In MacEachron's case, the process began shortly after he became assistant controller for Xerox's real estate division back in 1983. His new job required keeping track of the 750 properties that Xerox owned or leased worldwide. It wasn't easy. There were rooms full of files, and you'd have to slog through a 50- or 60-page document to find out if you could subdivide or sublet a property. MacEachron's predecessors had tried to computerize the information, but the results were a sort of good news/bad news joke. The good news? The information was easier to come by. He bad news? It was costing $100,000 a year in computer time-sharing costs just to get at it.

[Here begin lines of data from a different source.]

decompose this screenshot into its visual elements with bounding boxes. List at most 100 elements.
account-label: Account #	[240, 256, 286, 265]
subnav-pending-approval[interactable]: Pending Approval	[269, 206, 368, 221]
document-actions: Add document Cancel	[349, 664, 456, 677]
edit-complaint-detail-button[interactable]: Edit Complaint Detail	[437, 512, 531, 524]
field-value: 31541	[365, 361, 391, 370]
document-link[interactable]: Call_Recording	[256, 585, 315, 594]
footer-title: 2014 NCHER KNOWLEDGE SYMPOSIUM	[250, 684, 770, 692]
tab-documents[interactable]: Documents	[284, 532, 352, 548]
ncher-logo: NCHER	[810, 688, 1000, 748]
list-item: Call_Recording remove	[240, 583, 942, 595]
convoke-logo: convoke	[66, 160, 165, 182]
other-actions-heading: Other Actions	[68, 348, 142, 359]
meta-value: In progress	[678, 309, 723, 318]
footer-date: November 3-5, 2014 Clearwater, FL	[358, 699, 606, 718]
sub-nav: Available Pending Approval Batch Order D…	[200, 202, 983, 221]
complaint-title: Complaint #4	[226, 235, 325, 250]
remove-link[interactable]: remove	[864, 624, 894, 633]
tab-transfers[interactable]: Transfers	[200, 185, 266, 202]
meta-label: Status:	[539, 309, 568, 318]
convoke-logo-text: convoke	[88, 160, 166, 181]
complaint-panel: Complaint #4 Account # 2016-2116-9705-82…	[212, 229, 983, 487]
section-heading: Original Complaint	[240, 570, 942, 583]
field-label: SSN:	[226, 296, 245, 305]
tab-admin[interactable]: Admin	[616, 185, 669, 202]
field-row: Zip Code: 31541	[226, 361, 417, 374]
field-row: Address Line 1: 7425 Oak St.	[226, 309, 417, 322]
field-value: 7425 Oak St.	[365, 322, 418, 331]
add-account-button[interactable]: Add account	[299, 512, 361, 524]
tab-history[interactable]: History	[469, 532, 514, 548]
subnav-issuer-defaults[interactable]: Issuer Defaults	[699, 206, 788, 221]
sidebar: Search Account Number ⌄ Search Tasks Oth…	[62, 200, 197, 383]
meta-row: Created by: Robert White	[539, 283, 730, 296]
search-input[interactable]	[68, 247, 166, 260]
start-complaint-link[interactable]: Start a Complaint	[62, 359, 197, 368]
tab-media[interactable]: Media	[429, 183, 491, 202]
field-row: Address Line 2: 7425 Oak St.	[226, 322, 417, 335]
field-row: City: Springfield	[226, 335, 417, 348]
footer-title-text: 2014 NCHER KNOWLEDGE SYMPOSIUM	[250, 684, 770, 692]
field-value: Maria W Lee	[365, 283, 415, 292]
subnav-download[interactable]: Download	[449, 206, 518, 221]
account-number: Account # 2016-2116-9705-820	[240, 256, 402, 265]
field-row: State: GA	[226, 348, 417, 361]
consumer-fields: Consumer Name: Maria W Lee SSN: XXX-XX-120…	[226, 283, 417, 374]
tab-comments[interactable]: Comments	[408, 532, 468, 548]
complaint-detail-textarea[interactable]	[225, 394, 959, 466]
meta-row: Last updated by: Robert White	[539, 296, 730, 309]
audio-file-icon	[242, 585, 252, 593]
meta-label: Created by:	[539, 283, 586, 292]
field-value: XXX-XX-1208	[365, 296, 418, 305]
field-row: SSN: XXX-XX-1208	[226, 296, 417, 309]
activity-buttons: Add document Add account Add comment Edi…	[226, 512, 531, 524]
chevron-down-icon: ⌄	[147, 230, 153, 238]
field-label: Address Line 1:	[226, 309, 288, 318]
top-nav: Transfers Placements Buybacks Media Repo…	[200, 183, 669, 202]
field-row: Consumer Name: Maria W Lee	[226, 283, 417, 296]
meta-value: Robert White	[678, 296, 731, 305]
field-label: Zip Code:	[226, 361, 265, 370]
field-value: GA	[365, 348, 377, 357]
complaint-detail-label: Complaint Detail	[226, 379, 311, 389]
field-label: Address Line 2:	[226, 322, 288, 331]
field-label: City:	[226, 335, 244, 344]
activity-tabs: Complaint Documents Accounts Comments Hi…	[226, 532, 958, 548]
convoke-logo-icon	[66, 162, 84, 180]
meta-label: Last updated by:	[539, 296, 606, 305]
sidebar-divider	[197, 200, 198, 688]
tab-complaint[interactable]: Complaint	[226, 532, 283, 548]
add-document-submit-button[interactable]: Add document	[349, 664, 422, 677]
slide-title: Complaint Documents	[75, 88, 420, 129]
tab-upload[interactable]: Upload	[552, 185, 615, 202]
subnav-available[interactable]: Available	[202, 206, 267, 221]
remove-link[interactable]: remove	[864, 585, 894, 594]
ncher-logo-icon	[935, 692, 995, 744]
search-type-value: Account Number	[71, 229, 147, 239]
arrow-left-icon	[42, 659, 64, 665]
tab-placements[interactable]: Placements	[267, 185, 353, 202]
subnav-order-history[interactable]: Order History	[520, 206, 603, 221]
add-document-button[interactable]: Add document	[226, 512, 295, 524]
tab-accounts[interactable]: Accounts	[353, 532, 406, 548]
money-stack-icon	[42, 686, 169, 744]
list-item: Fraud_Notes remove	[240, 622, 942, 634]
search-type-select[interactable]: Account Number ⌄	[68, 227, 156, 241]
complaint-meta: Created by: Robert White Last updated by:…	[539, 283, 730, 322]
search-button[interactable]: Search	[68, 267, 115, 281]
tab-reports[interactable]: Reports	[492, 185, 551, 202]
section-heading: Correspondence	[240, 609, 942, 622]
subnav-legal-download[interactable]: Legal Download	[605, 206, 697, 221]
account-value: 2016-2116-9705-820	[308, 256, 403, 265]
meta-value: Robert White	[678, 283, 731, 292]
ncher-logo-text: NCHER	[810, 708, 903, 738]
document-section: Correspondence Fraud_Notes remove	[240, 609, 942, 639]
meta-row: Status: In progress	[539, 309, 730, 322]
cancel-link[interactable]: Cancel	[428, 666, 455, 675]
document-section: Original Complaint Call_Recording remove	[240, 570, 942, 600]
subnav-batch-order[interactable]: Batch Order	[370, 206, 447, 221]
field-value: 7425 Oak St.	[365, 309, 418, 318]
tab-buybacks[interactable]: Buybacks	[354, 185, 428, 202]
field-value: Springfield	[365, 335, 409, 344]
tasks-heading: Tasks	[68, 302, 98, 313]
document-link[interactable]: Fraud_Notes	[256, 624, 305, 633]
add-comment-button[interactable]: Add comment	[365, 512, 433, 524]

One day MacEachron stared long and hard at a new Xerox product -- the company's first personal computer. As he examined the machine, he got an idea. "It could store about 10 megabytes of information," MacEachron recalls. "That was about the space our software guys had told me the real estate information would take up. We were in business. It just makes more sense to put the information on a disk that could go in a PC on your desk than to continually look through files or rack up those time-sharing charges."

So MacEachron managed development of a program that not only would list Xerox's real estate holdings but also would provide more than 250 separate pieces of information about each property -- including its size, cost of upkeep, and fair market value. And he made sure the information could be put together any way he wanted -- for example, it takes just a few keystrokes to get a list of the locations for every Xerox sales office. Suddenly, his life was much simpler.

That might have been the end of it -- and MacEachron might still be at Xerox -- if it weren't for a couple of chance conversations at real estate conventions. "Other real estate managers would ask, 'How in heck are you keeping track of all your properties?' When I told them about the program, they'd say, 'Gee, that sounds pretty good. I'd be interested in buying a copy if it's for sale."

MacEachron had never thought about selling his program. He had only created LeaseAd, as he calls his creation, to make his life easier. But if he could make Xerox a couple of dollars, why not? National Gypsum Co. bought a copy for about $1,500. So did Hewlett-Packard Co. In mid-1985, MacEachron found himself spending part of his day running a tiny business within Xerox.

At this point, if MacEachron were a different man, he might have left Xerox and started his own company using LeaseAd as his base. After all, he had what every entrepreneur prays for: a proprietary product designed for a market that is not only affluent, but eager to buy. But MacEachron was a company man, not an entrepreneur. He's loyal, and Xerox was his life. "I just didn't see where I could ethically take the product outside. I had developed it on company time." Still, LeaseAd represented a potentially huge opportunity. In a long closed-door meeting with his boss, he asked to sell LeaseAd full-time, for Xerox.

MacEachron thought he had made a compelling argument. There were, he figured, at least 500 large companies that needed LeaseAd. And at up to $7,500 a pop -- LeaseAd's current cost -- that could mean as much as $3.75 million in revenues for Xerox and much of that in profit, since the development costs had already been paid and Xerox's sales force could handle the marketing. Sure, $3.75 million wasn't much to a company that had earned $475 million on $9 billion in revenues that year. But wasn't Xerox's top management -- who had watched net income drop 21% since 1981 -- constantly talking about how the company had to become "intrapreneurial" to survive? Surely, this might help -- if only a little.